HAGÅTÑA (The Guam Daily Post) — Chief Judge Frances Tydingco-Gatewood, with the help of bankruptcy experts, is aiming to demystify “one of the highly specialized areas of the law.”
As a follow-up to a recent legal conference that focused partly on the legal concern, Tydingco-Gatewood said there are more plans to continuously educate local lawyers in the works.
During the weeklong Pacific Judicial Council meeting held two weeks ago for members of the Guam Bar Association, Tydingco-Gatewood enlisted the help of Arizona bankruptcy Judge Daniel Collins and Arizona-based bankruptcy attorney Bryce Suzuki to further educate the legal community on the need to have a better grasp of bankruptcy, an area of the law they said most lawyers and attorneys would never experience.

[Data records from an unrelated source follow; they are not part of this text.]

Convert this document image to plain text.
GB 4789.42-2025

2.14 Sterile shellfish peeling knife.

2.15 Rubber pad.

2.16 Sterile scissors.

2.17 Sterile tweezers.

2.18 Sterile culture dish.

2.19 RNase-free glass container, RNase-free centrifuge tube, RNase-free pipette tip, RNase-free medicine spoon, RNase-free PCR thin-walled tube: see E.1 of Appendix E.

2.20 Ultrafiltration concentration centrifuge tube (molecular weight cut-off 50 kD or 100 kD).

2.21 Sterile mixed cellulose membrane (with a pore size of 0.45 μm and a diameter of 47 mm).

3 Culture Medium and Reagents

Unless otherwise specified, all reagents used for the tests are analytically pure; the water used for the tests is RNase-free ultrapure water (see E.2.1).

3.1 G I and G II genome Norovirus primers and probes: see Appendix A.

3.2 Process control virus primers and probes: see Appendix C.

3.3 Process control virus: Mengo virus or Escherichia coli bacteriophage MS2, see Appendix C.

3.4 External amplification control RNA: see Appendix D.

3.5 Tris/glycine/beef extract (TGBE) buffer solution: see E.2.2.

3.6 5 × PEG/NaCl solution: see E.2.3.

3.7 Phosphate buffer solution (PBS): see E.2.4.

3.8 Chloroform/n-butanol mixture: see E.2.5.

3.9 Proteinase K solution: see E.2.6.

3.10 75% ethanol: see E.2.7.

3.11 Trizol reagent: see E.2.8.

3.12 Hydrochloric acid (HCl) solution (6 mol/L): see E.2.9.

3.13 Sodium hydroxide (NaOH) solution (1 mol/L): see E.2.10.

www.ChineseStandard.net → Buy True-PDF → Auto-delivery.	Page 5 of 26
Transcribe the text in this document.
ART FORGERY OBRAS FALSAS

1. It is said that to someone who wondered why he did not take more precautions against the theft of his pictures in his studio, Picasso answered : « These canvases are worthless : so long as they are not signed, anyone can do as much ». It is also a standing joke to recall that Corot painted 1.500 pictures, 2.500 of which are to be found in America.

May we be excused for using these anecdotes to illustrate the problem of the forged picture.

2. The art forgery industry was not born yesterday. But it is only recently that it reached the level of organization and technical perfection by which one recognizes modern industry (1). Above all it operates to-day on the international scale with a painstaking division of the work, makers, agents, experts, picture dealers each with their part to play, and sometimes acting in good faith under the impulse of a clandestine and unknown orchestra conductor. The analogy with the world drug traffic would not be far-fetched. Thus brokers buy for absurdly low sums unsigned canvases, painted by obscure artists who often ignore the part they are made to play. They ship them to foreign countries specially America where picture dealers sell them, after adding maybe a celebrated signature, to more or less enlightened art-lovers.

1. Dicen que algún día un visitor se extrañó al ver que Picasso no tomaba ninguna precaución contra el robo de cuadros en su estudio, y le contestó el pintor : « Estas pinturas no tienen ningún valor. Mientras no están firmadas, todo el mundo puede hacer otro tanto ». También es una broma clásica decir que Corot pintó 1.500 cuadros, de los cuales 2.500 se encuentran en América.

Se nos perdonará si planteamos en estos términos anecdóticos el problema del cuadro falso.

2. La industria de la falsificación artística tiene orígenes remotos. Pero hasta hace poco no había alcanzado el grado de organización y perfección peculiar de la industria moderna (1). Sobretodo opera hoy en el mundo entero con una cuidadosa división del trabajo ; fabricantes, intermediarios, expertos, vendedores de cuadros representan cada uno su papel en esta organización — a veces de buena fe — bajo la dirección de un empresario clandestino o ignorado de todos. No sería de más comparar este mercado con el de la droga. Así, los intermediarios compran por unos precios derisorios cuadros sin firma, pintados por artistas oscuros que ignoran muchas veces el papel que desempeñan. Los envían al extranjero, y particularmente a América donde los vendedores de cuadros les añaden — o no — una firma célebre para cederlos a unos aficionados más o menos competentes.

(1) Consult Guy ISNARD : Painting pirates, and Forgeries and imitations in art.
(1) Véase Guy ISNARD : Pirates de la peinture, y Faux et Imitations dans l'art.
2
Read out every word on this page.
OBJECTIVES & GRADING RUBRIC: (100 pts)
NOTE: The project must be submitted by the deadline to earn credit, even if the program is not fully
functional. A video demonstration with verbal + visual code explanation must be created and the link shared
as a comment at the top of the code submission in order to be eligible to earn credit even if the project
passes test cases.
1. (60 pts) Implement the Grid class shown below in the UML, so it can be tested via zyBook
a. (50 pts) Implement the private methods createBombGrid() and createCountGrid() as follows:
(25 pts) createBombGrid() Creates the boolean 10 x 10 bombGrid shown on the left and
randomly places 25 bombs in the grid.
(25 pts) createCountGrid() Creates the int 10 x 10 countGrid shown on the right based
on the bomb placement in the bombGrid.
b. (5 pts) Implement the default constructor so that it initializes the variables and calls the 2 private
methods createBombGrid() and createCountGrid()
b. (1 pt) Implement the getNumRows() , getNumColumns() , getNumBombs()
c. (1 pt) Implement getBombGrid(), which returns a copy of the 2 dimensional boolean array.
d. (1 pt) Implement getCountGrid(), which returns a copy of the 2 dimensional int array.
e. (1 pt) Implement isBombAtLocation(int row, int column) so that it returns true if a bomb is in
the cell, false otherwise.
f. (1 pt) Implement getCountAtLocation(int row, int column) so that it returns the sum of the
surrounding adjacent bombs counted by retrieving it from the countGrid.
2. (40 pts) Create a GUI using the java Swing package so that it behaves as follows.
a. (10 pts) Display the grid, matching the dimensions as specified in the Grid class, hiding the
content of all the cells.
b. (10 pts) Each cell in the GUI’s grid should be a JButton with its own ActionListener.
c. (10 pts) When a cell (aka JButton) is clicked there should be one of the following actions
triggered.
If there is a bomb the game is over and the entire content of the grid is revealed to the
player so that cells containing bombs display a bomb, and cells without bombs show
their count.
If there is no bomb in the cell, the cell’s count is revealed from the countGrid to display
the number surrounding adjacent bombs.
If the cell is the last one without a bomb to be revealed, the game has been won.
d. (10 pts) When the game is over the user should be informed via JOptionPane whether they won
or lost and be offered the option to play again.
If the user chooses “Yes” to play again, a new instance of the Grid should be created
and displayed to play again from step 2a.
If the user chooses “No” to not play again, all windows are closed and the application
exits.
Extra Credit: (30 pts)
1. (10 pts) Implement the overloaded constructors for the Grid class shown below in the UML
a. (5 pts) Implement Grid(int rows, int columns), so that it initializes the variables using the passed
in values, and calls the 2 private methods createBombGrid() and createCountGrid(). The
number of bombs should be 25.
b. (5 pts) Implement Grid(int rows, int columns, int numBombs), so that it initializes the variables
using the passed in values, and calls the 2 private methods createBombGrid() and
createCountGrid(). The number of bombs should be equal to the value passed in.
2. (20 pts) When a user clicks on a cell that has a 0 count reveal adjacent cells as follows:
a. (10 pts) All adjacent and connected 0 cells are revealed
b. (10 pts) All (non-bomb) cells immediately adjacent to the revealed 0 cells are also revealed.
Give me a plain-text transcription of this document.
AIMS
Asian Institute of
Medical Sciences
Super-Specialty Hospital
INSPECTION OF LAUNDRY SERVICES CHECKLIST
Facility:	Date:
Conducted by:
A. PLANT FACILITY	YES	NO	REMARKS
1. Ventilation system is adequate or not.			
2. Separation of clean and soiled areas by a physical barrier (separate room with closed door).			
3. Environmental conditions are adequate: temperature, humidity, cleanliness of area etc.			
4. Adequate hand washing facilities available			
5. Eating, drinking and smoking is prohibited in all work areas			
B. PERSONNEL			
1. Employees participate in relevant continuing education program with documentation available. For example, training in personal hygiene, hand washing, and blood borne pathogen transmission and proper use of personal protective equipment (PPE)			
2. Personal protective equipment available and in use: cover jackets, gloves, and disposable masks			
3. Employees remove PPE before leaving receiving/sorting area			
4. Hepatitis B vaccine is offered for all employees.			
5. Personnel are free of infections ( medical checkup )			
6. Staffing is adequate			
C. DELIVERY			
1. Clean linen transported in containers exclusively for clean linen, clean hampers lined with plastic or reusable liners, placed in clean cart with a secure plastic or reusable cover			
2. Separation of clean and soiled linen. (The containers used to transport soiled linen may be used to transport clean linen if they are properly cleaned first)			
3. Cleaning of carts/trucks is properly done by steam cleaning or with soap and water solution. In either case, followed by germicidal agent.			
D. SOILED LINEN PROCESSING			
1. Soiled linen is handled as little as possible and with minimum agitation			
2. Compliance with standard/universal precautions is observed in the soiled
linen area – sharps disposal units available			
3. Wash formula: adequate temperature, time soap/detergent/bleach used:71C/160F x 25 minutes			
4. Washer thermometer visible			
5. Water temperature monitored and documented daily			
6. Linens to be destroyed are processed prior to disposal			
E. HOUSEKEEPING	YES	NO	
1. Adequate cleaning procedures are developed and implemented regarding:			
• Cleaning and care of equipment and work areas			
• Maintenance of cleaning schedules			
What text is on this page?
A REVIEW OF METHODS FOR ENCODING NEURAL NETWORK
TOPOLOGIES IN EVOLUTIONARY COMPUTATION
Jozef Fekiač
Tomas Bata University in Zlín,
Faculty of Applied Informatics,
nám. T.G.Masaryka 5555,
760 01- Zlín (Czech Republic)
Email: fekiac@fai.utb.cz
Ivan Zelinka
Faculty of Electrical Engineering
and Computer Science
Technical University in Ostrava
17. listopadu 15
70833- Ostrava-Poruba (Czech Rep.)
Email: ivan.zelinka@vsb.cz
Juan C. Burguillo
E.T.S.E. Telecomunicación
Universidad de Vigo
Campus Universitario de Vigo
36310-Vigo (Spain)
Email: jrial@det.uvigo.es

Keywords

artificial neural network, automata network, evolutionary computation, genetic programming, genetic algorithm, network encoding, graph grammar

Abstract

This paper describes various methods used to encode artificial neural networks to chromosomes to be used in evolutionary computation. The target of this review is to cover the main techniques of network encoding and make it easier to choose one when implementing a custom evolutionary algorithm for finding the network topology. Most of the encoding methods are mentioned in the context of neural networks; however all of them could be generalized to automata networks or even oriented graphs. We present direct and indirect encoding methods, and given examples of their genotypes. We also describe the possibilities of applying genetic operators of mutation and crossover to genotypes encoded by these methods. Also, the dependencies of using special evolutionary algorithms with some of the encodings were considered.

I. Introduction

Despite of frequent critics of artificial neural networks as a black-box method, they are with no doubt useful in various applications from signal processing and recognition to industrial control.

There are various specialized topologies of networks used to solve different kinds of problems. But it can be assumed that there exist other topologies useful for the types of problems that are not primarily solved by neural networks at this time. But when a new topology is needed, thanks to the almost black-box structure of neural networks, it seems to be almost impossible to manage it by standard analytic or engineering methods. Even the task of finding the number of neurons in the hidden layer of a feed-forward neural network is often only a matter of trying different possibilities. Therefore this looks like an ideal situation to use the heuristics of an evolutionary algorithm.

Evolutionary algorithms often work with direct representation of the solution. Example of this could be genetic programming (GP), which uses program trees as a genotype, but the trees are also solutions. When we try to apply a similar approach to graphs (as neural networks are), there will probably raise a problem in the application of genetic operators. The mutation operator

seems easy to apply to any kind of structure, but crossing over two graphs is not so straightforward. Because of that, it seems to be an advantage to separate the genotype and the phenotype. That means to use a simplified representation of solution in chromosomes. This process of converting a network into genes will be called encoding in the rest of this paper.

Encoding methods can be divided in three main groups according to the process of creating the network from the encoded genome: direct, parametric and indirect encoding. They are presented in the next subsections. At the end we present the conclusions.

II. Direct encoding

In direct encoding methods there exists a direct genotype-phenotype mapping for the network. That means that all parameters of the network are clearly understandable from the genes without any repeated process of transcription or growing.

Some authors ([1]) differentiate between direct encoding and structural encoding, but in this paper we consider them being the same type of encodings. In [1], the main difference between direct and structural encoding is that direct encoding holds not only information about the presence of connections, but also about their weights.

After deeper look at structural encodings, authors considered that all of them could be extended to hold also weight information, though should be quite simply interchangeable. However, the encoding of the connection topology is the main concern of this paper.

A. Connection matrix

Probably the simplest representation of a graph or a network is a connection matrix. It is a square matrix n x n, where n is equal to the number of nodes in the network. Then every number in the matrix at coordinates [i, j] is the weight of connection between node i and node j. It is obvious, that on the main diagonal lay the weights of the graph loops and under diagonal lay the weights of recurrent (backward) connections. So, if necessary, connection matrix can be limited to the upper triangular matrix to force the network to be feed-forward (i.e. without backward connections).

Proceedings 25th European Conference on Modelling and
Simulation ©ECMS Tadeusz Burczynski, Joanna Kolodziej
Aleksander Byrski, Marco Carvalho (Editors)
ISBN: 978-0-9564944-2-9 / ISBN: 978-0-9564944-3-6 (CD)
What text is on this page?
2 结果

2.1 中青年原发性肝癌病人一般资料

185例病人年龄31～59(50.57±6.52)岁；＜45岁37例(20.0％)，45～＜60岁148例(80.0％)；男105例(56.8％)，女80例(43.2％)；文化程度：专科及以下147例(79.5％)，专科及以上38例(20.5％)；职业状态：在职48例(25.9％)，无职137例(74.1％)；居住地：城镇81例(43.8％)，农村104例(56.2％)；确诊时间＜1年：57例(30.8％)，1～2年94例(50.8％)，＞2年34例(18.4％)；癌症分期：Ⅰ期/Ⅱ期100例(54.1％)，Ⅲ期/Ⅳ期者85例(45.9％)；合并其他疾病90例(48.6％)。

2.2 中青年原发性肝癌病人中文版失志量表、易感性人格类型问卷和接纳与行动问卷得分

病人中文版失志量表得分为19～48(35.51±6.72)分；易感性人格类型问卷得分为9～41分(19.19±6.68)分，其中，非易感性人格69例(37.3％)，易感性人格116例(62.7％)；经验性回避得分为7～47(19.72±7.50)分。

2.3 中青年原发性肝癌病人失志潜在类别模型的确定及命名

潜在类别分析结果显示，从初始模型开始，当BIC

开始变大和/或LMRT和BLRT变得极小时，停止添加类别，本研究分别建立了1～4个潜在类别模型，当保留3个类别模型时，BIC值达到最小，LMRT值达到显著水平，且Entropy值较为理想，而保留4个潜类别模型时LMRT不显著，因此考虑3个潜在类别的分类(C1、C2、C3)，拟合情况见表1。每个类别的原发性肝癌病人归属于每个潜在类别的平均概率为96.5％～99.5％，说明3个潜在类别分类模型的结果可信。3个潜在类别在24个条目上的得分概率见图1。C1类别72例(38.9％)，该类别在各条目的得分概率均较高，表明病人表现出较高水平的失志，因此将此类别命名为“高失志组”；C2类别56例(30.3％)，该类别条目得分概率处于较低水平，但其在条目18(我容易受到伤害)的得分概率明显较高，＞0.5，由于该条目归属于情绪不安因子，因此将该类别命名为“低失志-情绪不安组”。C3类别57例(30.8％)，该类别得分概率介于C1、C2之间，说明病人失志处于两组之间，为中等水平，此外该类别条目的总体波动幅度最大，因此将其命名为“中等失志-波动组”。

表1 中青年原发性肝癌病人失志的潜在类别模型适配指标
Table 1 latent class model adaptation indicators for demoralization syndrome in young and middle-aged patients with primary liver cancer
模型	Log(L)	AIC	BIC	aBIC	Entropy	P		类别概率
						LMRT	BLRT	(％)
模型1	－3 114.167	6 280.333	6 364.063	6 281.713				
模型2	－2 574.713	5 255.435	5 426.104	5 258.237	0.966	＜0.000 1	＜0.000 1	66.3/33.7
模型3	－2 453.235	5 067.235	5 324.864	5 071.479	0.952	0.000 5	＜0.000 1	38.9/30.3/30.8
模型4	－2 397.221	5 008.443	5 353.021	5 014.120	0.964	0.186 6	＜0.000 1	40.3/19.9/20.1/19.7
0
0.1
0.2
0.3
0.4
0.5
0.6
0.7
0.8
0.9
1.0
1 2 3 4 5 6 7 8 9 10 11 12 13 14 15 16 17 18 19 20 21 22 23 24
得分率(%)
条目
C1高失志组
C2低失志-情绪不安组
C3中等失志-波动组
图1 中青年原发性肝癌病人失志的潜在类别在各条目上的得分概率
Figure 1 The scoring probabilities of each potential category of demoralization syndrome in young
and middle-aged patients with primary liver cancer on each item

The need in particular stemmed from conversations between Collins and Tydingco-Gatewood who expected a “tsunami” of bankruptcies when the Covid-19 pandemic began. Despite it never coming though, the return to normalcy could bring a rise.
“It’s going to get tougher for people and it’s going to get more normal and so I think that’s going to shake out a lot of people and businesses, so that bankruptcy, I think, is going to start amping up,” Collins said before explaining although it may not be dramatic, the legal community should be prepared.
“There’s going to be a need for the bankruptcy on the island and on the mainland and that’s the kind of thing we’re trying to do is educate lawyers to prep them to get ready for these filings we think are pretty inevitable,” Collins said.
A panel consisting of Collins, Tydingco-Gatewood and Suzuki started that preparation by introducing the Bankruptcy Academy at the conference.
Intersection
Throughout Tydingco-Gatewood’s legal career, which included being a prosecutor and judge in Guam’s local court, she said presiding over bankruptcy cases in the federal court felt like “organic chemistry” and understood why most lawyers want no part in it.
“I mean bankruptcies, nobody wants to touch it,” Tydingco-Gatewood, who is the bankruptcy judge for Guam, said.
However, when Tydingco-Gatewood began presiding over the Archdiocese of Agaña’s bankruptcy case, she relied on other judges such as Collins to help her through the process, which made her recognize a further need to make the legal community more comfortable, especially considering how it can be connected to other areas of the law.
Suzuki agreed and explained the goal is to demystify it for everyone.
“It’s a highly specialized area of law but it really isn’t rocket science, it’s not really organic chemistry. This is stuff that people can know and understand. I takes some effort, it takes some relearning because it is sort of counterintuitive but you can understand it,” Suzuki said.
From left, Arizona bankruptcy Judge Daniel Collins; Arizona bankruptcy attorney Bryce Suzuki; U.S. trustee for Guam, CNMI and Hawaii Curtis Ching and District Court of Guam Chief Judge Frances Tydingco-Gatewood.